Memory & the Cairns of Clava
From ancient times to the present day, people keep the past alive through remembrance. Ancient Mesopotamian tombs were inscribed with the name and deeds of the deceased just as they were in Egypt, China, Greece, Rome, and elsewhere. In ancient Greece, in fact, the remembrance of the dead ensured their survival in the afterlife, and in Egypt, tomb offerings were made daily for the sustenance of the departed. In China, tomb-sweeping day – in which one visits and tends to the graves of one’s relatives – has been observed for centuries and continues to be in the present day.
It is probable, then, whatever other uses Clava Cairns served, it was a place of remembrance. The astronomical positioning of the graves and standing stones would not have taken away from the aspect of those structures as memorials either to an individual, a group, an event, or a reminder of the essential nature of life as change and one’s eternal journey after death. Scholar Rodney Castleden writes:
Long memories are characteristic of Celtic communities. The Druids leaned totally on memory. They had to devote themselves to great efforts of learning. Julius Caesar noted that the Druids “are said to learn by heart a great number of verses.” They went so far as to spurn writing in order to intensify their dependence on memory. In Druidry there is a deep and abiding connection between memory and nature. The earth itself is regarded as remembering everything; it is a witness to history in a way that we cannot fully appreciate. (447)

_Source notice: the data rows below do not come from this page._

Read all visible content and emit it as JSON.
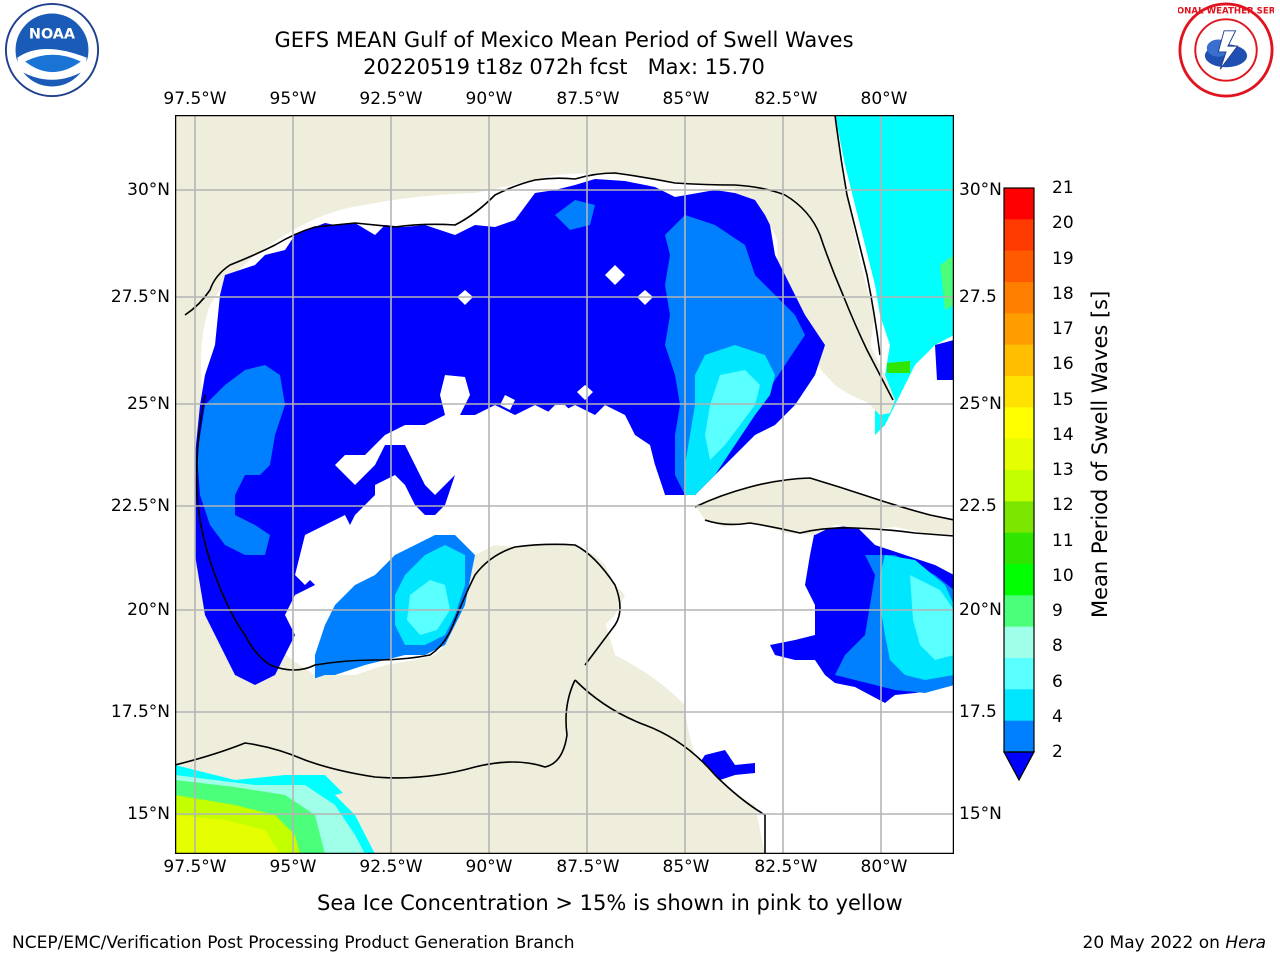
{
  "title": {
    "line1": "GEFS MEAN Gulf of Mexico Mean Period of Swell Waves",
    "line2": "20220519 t18z 072h fcst   Max: 15.70"
  },
  "map": {
    "lon_labels": [
      "97.5°W",
      "95°W",
      "92.5°W",
      "90°W",
      "87.5°W",
      "85°W",
      "82.5°W",
      "80°W"
    ],
    "lat_labels_left": [
      "30°N",
      "27.5°N",
      "25°N",
      "22.5°N",
      "20°N",
      "17.5°N",
      "15°N"
    ],
    "lat_labels_right": [
      "30°N",
      "27.5",
      "25°N",
      "22.5",
      "20°N",
      "17.5",
      "15°N"
    ],
    "colors": {
      "land": "#efeedd",
      "coast": "#000000",
      "grid": "#b4b4b4",
      "no_data": "#ffffff"
    }
  },
  "colorbar": {
    "title": "Mean Period of Swell Waves [s]",
    "labels": [
      "21",
      "20",
      "19",
      "18",
      "17",
      "16",
      "15",
      "14",
      "13",
      "12",
      "11",
      "10",
      "9",
      "8",
      "6",
      "4",
      "2"
    ],
    "colors": [
      "#ff0000",
      "#ff3a00",
      "#ff5a00",
      "#ff7e00",
      "#ff9c00",
      "#ffbf00",
      "#ffe200",
      "#ffff00",
      "#e6ff00",
      "#c4ff00",
      "#7de600",
      "#2fe600",
      "#00ff00",
      "#4cff7a",
      "#a0ffe8",
      "#5affff",
      "#00e6ff",
      "#0080ff"
    ],
    "extend_color": "#0000ff"
  },
  "note": "Sea Ice Concentration > 15% is shown in pink to yellow",
  "footer": {
    "left": "NCEP/EMC/Verification Post Processing Product Generation Branch",
    "right_prefix": "20 May 2022 on ",
    "right_host": "Hera"
  },
  "logos": {
    "noaa_text": "NOAA",
    "nws_text": "NATIONAL WEATHER SERVICE"
  }
}
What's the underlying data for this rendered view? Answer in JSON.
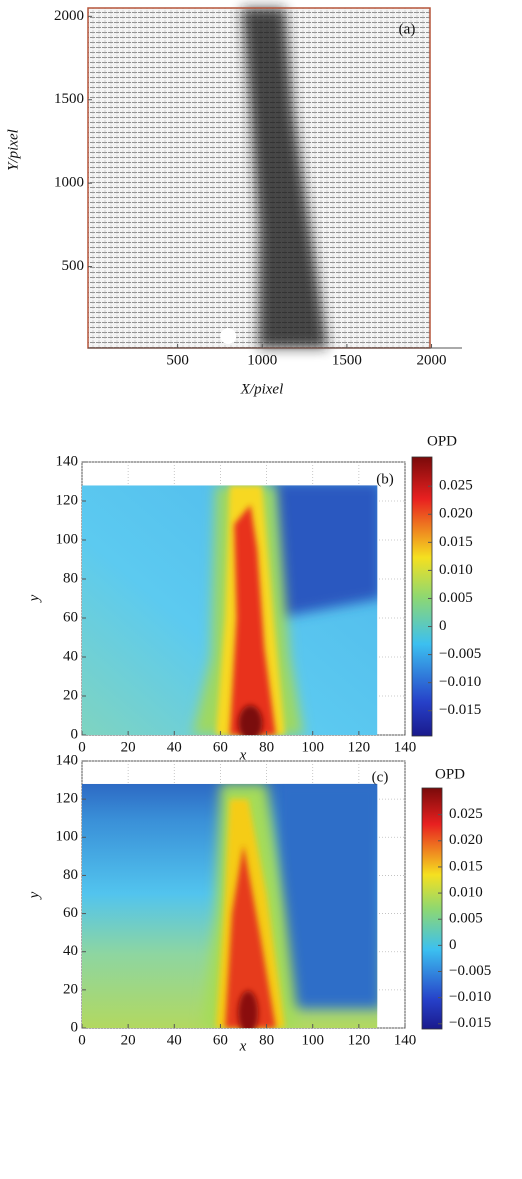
{
  "chart_data": [
    {
      "type": "vector_field",
      "annotation": "(a)",
      "x_label": "X/pixel",
      "y_label": "Y/pixel",
      "xlim": [
        0,
        2180
      ],
      "ylim": [
        0,
        2050
      ],
      "xticks": [
        500,
        1000,
        1500,
        2000
      ],
      "yticks": [
        500,
        1000,
        1500,
        2000
      ]
    },
    {
      "type": "heatmap",
      "annotation": "(b)",
      "x_label": "x",
      "y_label": "y",
      "grid": true,
      "xlim": [
        0,
        140
      ],
      "ylim": [
        0,
        140
      ],
      "xticks": [
        0,
        20,
        40,
        60,
        80,
        100,
        120,
        140
      ],
      "yticks": [
        0,
        20,
        40,
        60,
        80,
        100,
        120,
        140
      ],
      "colorbar_label": "OPD",
      "clim": [
        -0.0195,
        0.0302
      ],
      "cticks": [
        {
          "value": -0.015,
          "label": "−0.015"
        },
        {
          "value": -0.01,
          "label": "−0.010"
        },
        {
          "value": -0.005,
          "label": "−0.005"
        },
        0,
        0.005,
        {
          "value": 0.01,
          "label": "0.010"
        },
        0.015,
        {
          "value": 0.02,
          "label": "0.020"
        },
        0.025
      ]
    },
    {
      "type": "heatmap",
      "annotation": "(c)",
      "x_label": "x",
      "y_label": "y",
      "grid": true,
      "xlim": [
        0,
        140
      ],
      "ylim": [
        0,
        140
      ],
      "xticks": [
        0,
        20,
        40,
        60,
        80,
        100,
        120,
        140
      ],
      "yticks": [
        0,
        20,
        40,
        60,
        80,
        100,
        120,
        140
      ],
      "colorbar_label": "OPD",
      "clim": [
        -0.016,
        0.0301
      ],
      "cticks": [
        {
          "value": -0.015,
          "label": "−0.015"
        },
        {
          "value": -0.01,
          "label": "−0.010"
        },
        {
          "value": -0.005,
          "label": "−0.005"
        },
        0,
        0.005,
        {
          "value": 0.01,
          "label": "0.010"
        },
        0.015,
        {
          "value": 0.02,
          "label": "0.020"
        },
        0.025
      ]
    }
  ]
}
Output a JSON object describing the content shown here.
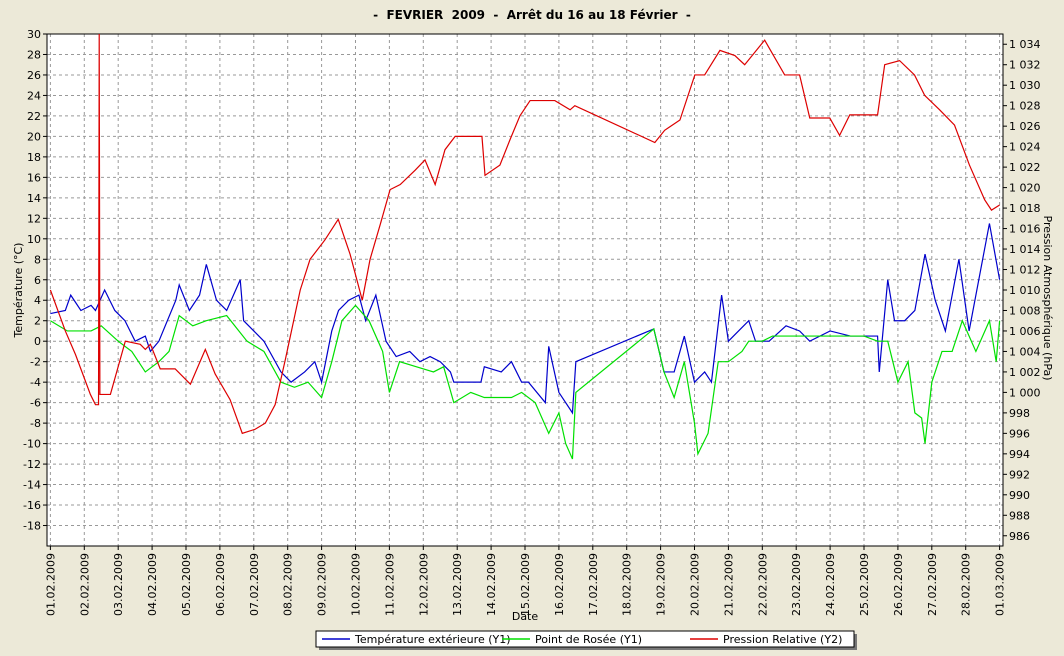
{
  "chart_data": {
    "type": "line",
    "title": "-  FEVRIER  2009  -  Arrêt du 16 au 18 Février  -",
    "x_label": "Date",
    "y_label": "Température (°C)",
    "y2_label": "Pression Atmosphérique (hPa)",
    "grid": true,
    "legend": "bottom",
    "xlim": [
      -0.1,
      28.1
    ],
    "xticks": [
      {
        "value": 0,
        "label": "01.02.2009"
      },
      {
        "value": 1,
        "label": "02.02.2009"
      },
      {
        "value": 2,
        "label": "03.02.2009"
      },
      {
        "value": 3,
        "label": "04.02.2009"
      },
      {
        "value": 4,
        "label": "05.02.2009"
      },
      {
        "value": 5,
        "label": "06.02.2009"
      },
      {
        "value": 6,
        "label": "07.02.2009"
      },
      {
        "value": 7,
        "label": "08.02.2009"
      },
      {
        "value": 8,
        "label": "09.02.2009"
      },
      {
        "value": 9,
        "label": "10.02.2009"
      },
      {
        "value": 10,
        "label": "11.02.2009"
      },
      {
        "value": 11,
        "label": "12.02.2009"
      },
      {
        "value": 12,
        "label": "13.02.2009"
      },
      {
        "value": 13,
        "label": "14.02.2009"
      },
      {
        "value": 14,
        "label": "15.02.2009"
      },
      {
        "value": 15,
        "label": "16.02.2009"
      },
      {
        "value": 16,
        "label": "17.02.2009"
      },
      {
        "value": 17,
        "label": "18.02.2009"
      },
      {
        "value": 18,
        "label": "19.02.2009"
      },
      {
        "value": 19,
        "label": "20.02.2009"
      },
      {
        "value": 20,
        "label": "21.02.2009"
      },
      {
        "value": 21,
        "label": "22.02.2009"
      },
      {
        "value": 22,
        "label": "23.02.2009"
      },
      {
        "value": 23,
        "label": "24.02.2009"
      },
      {
        "value": 24,
        "label": "25.02.2009"
      },
      {
        "value": 25,
        "label": "26.02.2009"
      },
      {
        "value": 26,
        "label": "27.02.2009"
      },
      {
        "value": 27,
        "label": "28.02.2009"
      },
      {
        "value": 28,
        "label": "01.03.2009"
      }
    ],
    "ylim": [
      -20,
      30
    ],
    "yticks": [
      30,
      28,
      26,
      24,
      22,
      20,
      18,
      16,
      14,
      12,
      10,
      8,
      6,
      4,
      2,
      0,
      -2,
      -4,
      -6,
      -8,
      -10,
      -12,
      -14,
      -16,
      -18
    ],
    "y2lim": [
      985,
      1035
    ],
    "y2ticks": [
      {
        "value": 1034,
        "label": "1 034"
      },
      {
        "value": 1032,
        "label": "1 032"
      },
      {
        "value": 1030,
        "label": "1 030"
      },
      {
        "value": 1028,
        "label": "1 028"
      },
      {
        "value": 1026,
        "label": "1 026"
      },
      {
        "value": 1024,
        "label": "1 024"
      },
      {
        "value": 1022,
        "label": "1 022"
      },
      {
        "value": 1020,
        "label": "1 020"
      },
      {
        "value": 1018,
        "label": "1 018"
      },
      {
        "value": 1016,
        "label": "1 016"
      },
      {
        "value": 1014,
        "label": "1 014"
      },
      {
        "value": 1012,
        "label": "1 012"
      },
      {
        "value": 1010,
        "label": "1 010"
      },
      {
        "value": 1008,
        "label": "1 008"
      },
      {
        "value": 1006,
        "label": "1 006"
      },
      {
        "value": 1004,
        "label": "1 004"
      },
      {
        "value": 1002,
        "label": "1 002"
      },
      {
        "value": 1000,
        "label": "1 000"
      },
      998,
      996,
      994,
      992,
      990,
      988,
      986
    ],
    "series": [
      {
        "name": "Température extérieure (Y1)",
        "color": "#0000cc",
        "x": [
          0,
          0.44,
          0.6,
          0.9,
          1.2,
          1.33,
          1.6,
          1.9,
          2.2,
          2.5,
          2.8,
          2.95,
          3.2,
          3.7,
          3.8,
          4.1,
          4.4,
          4.6,
          4.9,
          5.2,
          5.6,
          5.7,
          6.0,
          6.3,
          6.8,
          7.1,
          7.5,
          7.8,
          8.0,
          8.3,
          8.5,
          8.8,
          9.1,
          9.3,
          9.6,
          9.9,
          10.2,
          10.6,
          10.9,
          11.2,
          11.5,
          11.8,
          11.9,
          12.7,
          12.8,
          13.3,
          13.6,
          13.9,
          14.1,
          14.6,
          14.7,
          15.0,
          15.4,
          15.5,
          17.8,
          18.1,
          18.4,
          18.7,
          19.0,
          19.3,
          19.5,
          19.8,
          20.0,
          20.3,
          20.6,
          20.8,
          21.2,
          21.7,
          22.1,
          22.4,
          23.0,
          23.6,
          24.4,
          24.45,
          24.7,
          24.9,
          25.2,
          25.5,
          25.8,
          26.1,
          26.4,
          26.8,
          27.1,
          27.7,
          28
        ],
        "values": [
          2.7,
          3,
          4.5,
          3,
          3.5,
          3,
          5,
          3,
          2,
          0,
          0.5,
          -1,
          0,
          4,
          5.5,
          3,
          4.5,
          7.5,
          4,
          3,
          6,
          2,
          1,
          0,
          -3,
          -4,
          -3,
          -2,
          -4,
          1,
          3,
          4,
          4.5,
          2,
          4.5,
          0,
          -1.5,
          -1,
          -2,
          -1.5,
          -2,
          -3,
          -4,
          -4,
          -2.5,
          -3,
          -2,
          -4,
          -4,
          -6,
          -0.5,
          -5,
          -7,
          -2,
          1.2,
          -3,
          -3,
          0.5,
          -4,
          -3,
          -4,
          4.5,
          0,
          1,
          2,
          0,
          0,
          1.5,
          1,
          0,
          1,
          0.5,
          0.5,
          -3,
          6,
          2,
          2,
          3,
          8.5,
          4,
          1,
          8,
          1,
          11.5,
          6
        ]
      },
      {
        "name": "Point de Rosée (Y1)",
        "color": "#00e000",
        "x": [
          0,
          0.5,
          1.2,
          1.5,
          2,
          2.4,
          2.8,
          3.2,
          3.5,
          3.8,
          4.2,
          4.6,
          5.2,
          5.8,
          6.3,
          6.8,
          7.2,
          7.6,
          8.0,
          8.3,
          8.6,
          9,
          9.4,
          9.8,
          10.0,
          10.3,
          10.8,
          11.3,
          11.6,
          11.9,
          12.4,
          12.8,
          13.6,
          13.9,
          14.3,
          14.7,
          15.0,
          15.2,
          15.4,
          15.5,
          17.8,
          18.1,
          18.4,
          18.7,
          19.0,
          19.1,
          19.4,
          19.7,
          20.0,
          20.4,
          20.6,
          21.0,
          21.3,
          21.7,
          22.2,
          23,
          24,
          24.4,
          24.7,
          25.0,
          25.3,
          25.5,
          25.7,
          25.8,
          26.0,
          26.3,
          26.6,
          26.9,
          27.3,
          27.7,
          27.9,
          28
        ],
        "values": [
          2,
          1,
          1,
          1.5,
          0,
          -1,
          -3,
          -2,
          -1,
          2.5,
          1.5,
          2,
          2.5,
          0,
          -1,
          -4,
          -4.5,
          -4,
          -5.5,
          -2,
          2,
          3.5,
          2,
          -1,
          -5,
          -2,
          -2.5,
          -3,
          -2.5,
          -6,
          -5,
          -5.5,
          -5.5,
          -5,
          -6,
          -9,
          -7,
          -10,
          -11.5,
          -5,
          1.2,
          -3,
          -5.5,
          -2,
          -8,
          -11,
          -9,
          -2,
          -2,
          -1,
          0,
          0,
          0.5,
          0.5,
          0.5,
          0.5,
          0.5,
          0,
          0,
          -4,
          -2,
          -7,
          -7.5,
          -10,
          -4,
          -1,
          -1,
          2,
          -1,
          2,
          -2,
          2
        ]
      },
      {
        "name": "Pression Relative (Y2)",
        "color": "#dd0000",
        "axis": "y2",
        "x": [
          0,
          0.44,
          0.74,
          1.18,
          1.33,
          1.42,
          1.44,
          1.46,
          1.77,
          2.21,
          2.65,
          2.8,
          2.95,
          3.24,
          3.68,
          4.13,
          4.57,
          4.86,
          5.3,
          5.66,
          6.04,
          6.34,
          6.63,
          6.93,
          7.37,
          7.66,
          8.1,
          8.49,
          8.84,
          9.2,
          9.43,
          9.73,
          10.02,
          10.32,
          10.76,
          11.05,
          11.35,
          11.64,
          11.94,
          12.73,
          12.82,
          13.26,
          13.56,
          13.85,
          14.15,
          14.44,
          14.88,
          15.33,
          15.47,
          17.83,
          18.12,
          18.57,
          19.01,
          19.3,
          19.75,
          20.19,
          20.48,
          21.07,
          21.66,
          22.1,
          22.4,
          22.99,
          23.28,
          23.58,
          24.4,
          24.61,
          25.05,
          25.49,
          25.79,
          26.23,
          26.67,
          27.11,
          27.56,
          27.76,
          28
        ],
        "values": [
          1010,
          1006,
          1003.7,
          999.8,
          998.8,
          998.8,
          1035,
          999.8,
          999.8,
          1005,
          1004.7,
          1004.2,
          1004.7,
          1002.3,
          1002.3,
          1000.8,
          1004.2,
          1001.8,
          999.3,
          996,
          996.4,
          997,
          998.8,
          1003.2,
          1010,
          1013,
          1014.9,
          1016.9,
          1013.5,
          1009,
          1013,
          1016.4,
          1019.8,
          1020.3,
          1021.7,
          1022.7,
          1020.3,
          1023.7,
          1025,
          1025,
          1021.2,
          1022.2,
          1024.7,
          1027,
          1028.5,
          1028.5,
          1028.5,
          1027.6,
          1028,
          1024.4,
          1025.6,
          1026.6,
          1031,
          1031,
          1033.4,
          1032.9,
          1032,
          1034.4,
          1031,
          1031,
          1026.8,
          1026.8,
          1025.1,
          1027.1,
          1027.1,
          1032,
          1032.4,
          1031,
          1029,
          1027.6,
          1026.1,
          1022.2,
          1018.8,
          1017.8,
          1018.3
        ]
      }
    ]
  }
}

Anyone who has spent any time in Ireland or Scotland is aware of the power and strength of the Celtic memory. Along these lines, the cairns would have served as memorials; although what exactly they were memorializing remains uncertain. The ring-and-cup marks at the site continue to defy efforts at interpretation – as they do elsewhere – but could signify the mystical concept of the Rule of Three in which “multiplying an image was a simple way of emphasizing it” and “the most common way of doing this was to multiply an image by three” (Castleden, 459). Deities are frequently represented in Celtic iconography in three’s – as they are elsewhere – but the ring-and-cup marks might also represent individuals or, placed as they are at Clava Cairns, the spiral concept of the labyrinth.
Labyrinths, whether in ancient Egypt or Greece, were associated with the dead and one’s journey through the afterlife but are also associated with one’s life prior to death and one’s journey to wholeness. The choices one makes inside a labyrinth either confuse and lead to frustration and loss or strengthen and lead to completion and fulfillment. Castleden observes that “the spiral is the simplest form of labyrinth, one in which no choices are presented beyond the choice to travel. It is a single path, a path to the center and back” (467). The passage graves at Clava Cairns certainly present one with only this one choice and the ring-and-cup marks could have been carved to emphasize the cyclical nature of life so inherent in Celtic mythology and lore.
In this view, nothing and no one ever dies; all things merely change and become something else. The seemingly linear path one travels between birth and death does not actually begin at birth or end with death; everything that dies comes back in some renewed form or continues on eternally. The cairns at Clava could have been raised to emphasize this understanding as well as commemorate those who had passed on to the next phase of existence on their eternal journey.